While van Bennekom thinks Wos has been inconsistent at times taking the team’s set pieces, he is still very confident in her ability.

“I think the consistency is what we want to bring in,” van Bennekom said. “But I think she has something different than most players here.”

In the team’s 1-0 win over Minnesota on Oct. 6, Wos showed why she is such an important player for the team in multiple ways. In the 36th minute, she was nearly 10 yards from midfield when she saw a sprinting Chandra Davidson make a run towards the box:

“I was thinking it was about time to play this long ball to Chandra,” Wos said. “She deserves to score this goal. She needed that to just prove that she can score goals because she is just awesome.”

Wos then lofted a pass nearly 50 yards through the air. Davidson let the ball bounce once before she drove the ball past goalkeeper Maddie Nielsen and into the bottom left corner of the net.

“I just saw her waving and I was just played this ball,” she said. “One touch and I was just happy how she scored. It was awesome.”

Wos said she felt the team needed more space to score at that point in the game and sometimes it is necessary to play a long pass in order to get the other team to back up. Van Bennekom thinks plays like this show how Wos is getting better on the ball.

“Obviously she got a great left foot on that pass from her,” van Bennekom said. “Getting her first assist here, I’m very happy for her as well.”


Van Bennekom thinks Wos growing up in Germany and being around Polish soccer culture helped her development as a player from an early age. He and Wos often have high-level conversations about strategy and team organization.

“She has a really good feeling for the game and understands what needs to happen,” van Bennekom said. “I think on the field she helps with that, and she has to. Oliwia is not the best all-around athlete so her understanding of the game has to be at a really high level for her to be able to compete.”

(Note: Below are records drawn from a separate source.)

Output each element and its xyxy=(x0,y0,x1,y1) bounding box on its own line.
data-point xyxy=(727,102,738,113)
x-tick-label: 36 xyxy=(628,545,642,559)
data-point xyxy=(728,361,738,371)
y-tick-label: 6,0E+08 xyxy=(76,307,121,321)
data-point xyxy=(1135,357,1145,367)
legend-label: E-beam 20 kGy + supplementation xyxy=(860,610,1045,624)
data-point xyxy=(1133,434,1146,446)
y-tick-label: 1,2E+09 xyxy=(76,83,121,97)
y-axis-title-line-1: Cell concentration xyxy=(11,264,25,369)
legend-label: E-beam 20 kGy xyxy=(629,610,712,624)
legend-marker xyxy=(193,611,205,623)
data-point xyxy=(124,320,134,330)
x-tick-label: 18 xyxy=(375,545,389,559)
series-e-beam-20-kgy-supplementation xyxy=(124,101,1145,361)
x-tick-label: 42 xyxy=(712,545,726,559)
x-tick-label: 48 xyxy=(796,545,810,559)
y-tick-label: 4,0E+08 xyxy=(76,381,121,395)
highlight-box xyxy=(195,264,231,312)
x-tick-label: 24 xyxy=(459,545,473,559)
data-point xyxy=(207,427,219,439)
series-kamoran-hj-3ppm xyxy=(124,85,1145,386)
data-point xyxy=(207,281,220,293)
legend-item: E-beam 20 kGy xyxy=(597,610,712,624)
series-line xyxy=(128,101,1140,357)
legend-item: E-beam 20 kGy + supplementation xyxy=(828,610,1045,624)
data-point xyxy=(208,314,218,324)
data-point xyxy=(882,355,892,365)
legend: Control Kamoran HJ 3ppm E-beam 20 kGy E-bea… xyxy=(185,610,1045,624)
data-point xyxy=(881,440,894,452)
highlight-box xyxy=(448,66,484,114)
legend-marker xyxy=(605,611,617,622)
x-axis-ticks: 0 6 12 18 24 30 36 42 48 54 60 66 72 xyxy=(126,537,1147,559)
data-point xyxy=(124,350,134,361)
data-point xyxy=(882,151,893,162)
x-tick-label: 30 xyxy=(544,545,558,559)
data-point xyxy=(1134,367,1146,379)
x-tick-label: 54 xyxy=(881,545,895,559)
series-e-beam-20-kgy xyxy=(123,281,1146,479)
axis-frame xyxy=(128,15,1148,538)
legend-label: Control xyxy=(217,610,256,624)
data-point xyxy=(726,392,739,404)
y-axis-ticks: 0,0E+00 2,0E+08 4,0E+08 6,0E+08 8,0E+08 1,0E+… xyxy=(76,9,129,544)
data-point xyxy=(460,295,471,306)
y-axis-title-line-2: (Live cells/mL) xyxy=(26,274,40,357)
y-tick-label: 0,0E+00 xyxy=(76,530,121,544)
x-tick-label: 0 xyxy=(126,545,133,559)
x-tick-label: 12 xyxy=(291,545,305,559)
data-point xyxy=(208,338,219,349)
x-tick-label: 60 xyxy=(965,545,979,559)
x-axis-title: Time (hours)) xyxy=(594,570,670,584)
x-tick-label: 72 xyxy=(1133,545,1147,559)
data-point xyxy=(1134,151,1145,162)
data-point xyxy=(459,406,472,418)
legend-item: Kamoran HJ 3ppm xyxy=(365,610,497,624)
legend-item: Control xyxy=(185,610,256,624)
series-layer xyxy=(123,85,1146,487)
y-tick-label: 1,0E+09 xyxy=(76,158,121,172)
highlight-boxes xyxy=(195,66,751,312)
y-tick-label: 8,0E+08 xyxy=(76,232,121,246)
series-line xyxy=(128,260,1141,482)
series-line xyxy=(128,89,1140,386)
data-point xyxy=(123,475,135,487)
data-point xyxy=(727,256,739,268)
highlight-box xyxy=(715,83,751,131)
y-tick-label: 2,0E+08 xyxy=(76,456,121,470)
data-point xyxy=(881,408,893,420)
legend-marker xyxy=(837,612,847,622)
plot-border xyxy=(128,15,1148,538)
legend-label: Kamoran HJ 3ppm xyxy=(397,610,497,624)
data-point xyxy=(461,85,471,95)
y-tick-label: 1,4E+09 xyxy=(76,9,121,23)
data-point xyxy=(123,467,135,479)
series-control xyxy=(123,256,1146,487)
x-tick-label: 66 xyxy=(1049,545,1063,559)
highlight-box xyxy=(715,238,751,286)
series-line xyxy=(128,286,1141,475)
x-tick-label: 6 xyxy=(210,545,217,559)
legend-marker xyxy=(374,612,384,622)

Oliwia Wos. (Bailey Wright/HN)

Not only has Wos made important contributions in communication and passing the ball, she has also played a role in the team’s recent defensive success. The Hoosiers earned three consecutive shutouts in Big Ten play in their stretch of games versus Michigan, Illinois and Minnesota. This marked the team’s longest streak of the season.

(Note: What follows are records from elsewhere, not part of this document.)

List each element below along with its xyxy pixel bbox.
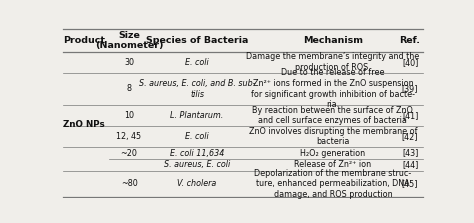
Text: L. Plantarum.: L. Plantarum.	[170, 111, 224, 120]
Text: [45]: [45]	[402, 179, 419, 188]
Text: Size
(Nanometer): Size (Nanometer)	[95, 31, 164, 50]
Text: 12, 45: 12, 45	[117, 132, 142, 141]
Text: Damage the membrane’s integrity and the
production of ROS.: Damage the membrane’s integrity and the …	[246, 52, 419, 72]
Text: ZnO involves disrupting the membrane of
bacteria: ZnO involves disrupting the membrane of …	[249, 127, 417, 147]
Text: 30: 30	[124, 58, 134, 67]
Text: S. aureus, E. coli, and B. sub-
tilis: S. aureus, E. coli, and B. sub- tilis	[139, 79, 255, 99]
Text: Mechanism: Mechanism	[303, 36, 363, 45]
Text: ~20: ~20	[120, 149, 137, 158]
Text: Depolarization of the membrane struc-
ture, enhanced permeabilization, DNA
damag: Depolarization of the membrane struc- tu…	[254, 169, 411, 199]
Text: S. aureus, E. coli: S. aureus, E. coli	[164, 161, 230, 169]
Text: By reaction between the surface of ZnO
and cell surface enzymes of bacteria: By reaction between the surface of ZnO a…	[253, 105, 413, 125]
Text: [42]: [42]	[402, 132, 419, 141]
Text: [40]: [40]	[402, 58, 418, 67]
Text: Species of Bacteria: Species of Bacteria	[146, 36, 248, 45]
Text: Due to the release of free
Zn²⁺ ions formed in the ZnO suspension
for significan: Due to the release of free Zn²⁺ ions for…	[251, 68, 415, 109]
Text: [44]: [44]	[402, 161, 418, 169]
Text: [43]: [43]	[402, 149, 418, 158]
Text: E. coli: E. coli	[185, 58, 209, 67]
Text: 10: 10	[124, 111, 134, 120]
Text: E. coli 11,634: E. coli 11,634	[170, 149, 224, 158]
Text: ZnO NPs: ZnO NPs	[63, 120, 105, 129]
Text: H₂O₂ generation: H₂O₂ generation	[301, 149, 365, 158]
Text: [39]: [39]	[402, 84, 419, 93]
Text: ~80: ~80	[121, 179, 137, 188]
Text: 8: 8	[127, 84, 132, 93]
Text: V. cholera: V. cholera	[177, 179, 217, 188]
Text: Product: Product	[63, 36, 105, 45]
Text: Release of Zn²⁺ ion: Release of Zn²⁺ ion	[294, 161, 372, 169]
Text: Ref.: Ref.	[400, 36, 420, 45]
Text: [41]: [41]	[402, 111, 418, 120]
Text: E. coli: E. coli	[185, 132, 209, 141]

“We know that we have our defensive shape and our defensive organization and if we go 1-nil up, I think teams will have a hard time getting back in the game,” van Bennekom said.

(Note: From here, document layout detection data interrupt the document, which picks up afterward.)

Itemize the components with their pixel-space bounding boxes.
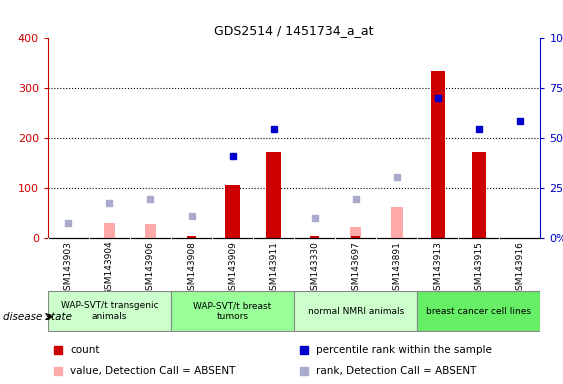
Text: GSM143911: GSM143911 — [269, 241, 278, 296]
Text: breast cancer cell lines: breast cancer cell lines — [426, 306, 531, 316]
Text: GSM143891: GSM143891 — [392, 241, 401, 296]
Text: GSM143909: GSM143909 — [228, 241, 237, 296]
Bar — [294, 291, 417, 331]
Text: GSM143908: GSM143908 — [187, 241, 196, 296]
Text: disease state: disease state — [3, 312, 72, 322]
Text: GSM143906: GSM143906 — [146, 241, 155, 296]
Bar — [351, 235, 360, 238]
Text: GSM143915: GSM143915 — [475, 241, 484, 296]
Bar — [145, 224, 156, 238]
Text: GSM143916: GSM143916 — [516, 241, 525, 296]
Bar — [225, 185, 240, 238]
Text: count: count — [70, 345, 100, 355]
Text: value, Detection Call = ABSENT: value, Detection Call = ABSENT — [70, 366, 235, 376]
Bar — [171, 291, 294, 331]
Bar — [310, 235, 319, 238]
Text: GSM143913: GSM143913 — [434, 241, 443, 296]
Text: GSM143697: GSM143697 — [351, 241, 360, 296]
Title: GDS2514 / 1451734_a_at: GDS2514 / 1451734_a_at — [215, 24, 374, 37]
Text: normal NMRI animals: normal NMRI animals — [307, 306, 404, 316]
Text: rank, Detection Call = ABSENT: rank, Detection Call = ABSENT — [316, 366, 477, 376]
Text: GSM143904: GSM143904 — [105, 241, 114, 295]
Text: WAP-SVT/t breast
tumors: WAP-SVT/t breast tumors — [194, 301, 272, 321]
Bar — [48, 291, 171, 331]
Text: GSM143330: GSM143330 — [310, 241, 319, 296]
Bar — [431, 71, 445, 238]
Bar — [417, 291, 540, 331]
Bar — [472, 152, 486, 238]
Text: percentile rank within the sample: percentile rank within the sample — [316, 345, 492, 355]
Bar — [350, 227, 361, 238]
Text: WAP-SVT/t transgenic
animals: WAP-SVT/t transgenic animals — [61, 301, 158, 321]
Bar — [187, 235, 196, 238]
Bar — [266, 152, 281, 238]
Bar — [391, 207, 403, 238]
Bar — [104, 223, 115, 238]
Text: GSM143903: GSM143903 — [64, 241, 73, 296]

During this three-game stretch, Wos and her teammates have focused on three main things defensively: organization, stepping to the ball and communication.

“We talk constantly,” Wos said. “Without communication you can’t do anything, it’s the key in the backline.”

Wos finds communication especially important when she directs the right and left backs, as well as spacing in central midfield. In her opinion, nothing will work without this communication and teamwork.

“We have to shift all the time,” Wos said. “Even with repeating yourself 10 times, you have to do that.”


For van Bennekom, wins like the three versus Michigan, Illinois and Minnesota are how he envisions this team having success.

“We knew all year long that for us to be successful and win games, it’s by us defending deep, being compact and then counter attacking,” van Bennekom said.

While the team has recently leaned on defense to win games, van Bennekom doesn’t want people to think the team is just kicking the ball forward and going after it. Because of a lack of depth, van Bennekom agrees with Wos that the team has to focus on organization.

“We want to pick the right times and be organized in other times,” van Bennekom said. “I think the last couple games we have been getting better and better and the nice part about getting better and better is that the results eventually come with them.”

The Hoosiers have now won three of their past four games in Big Ten play, and Wos has been a major part of that success, leading a defensive unit that has only given up one goal in that span.

For Wos, this Indiana team controls its destiny.

“You make your difference,” she said. “If you work hard and if you want this, everything can be easier. The way you play is all about how much work you put in.”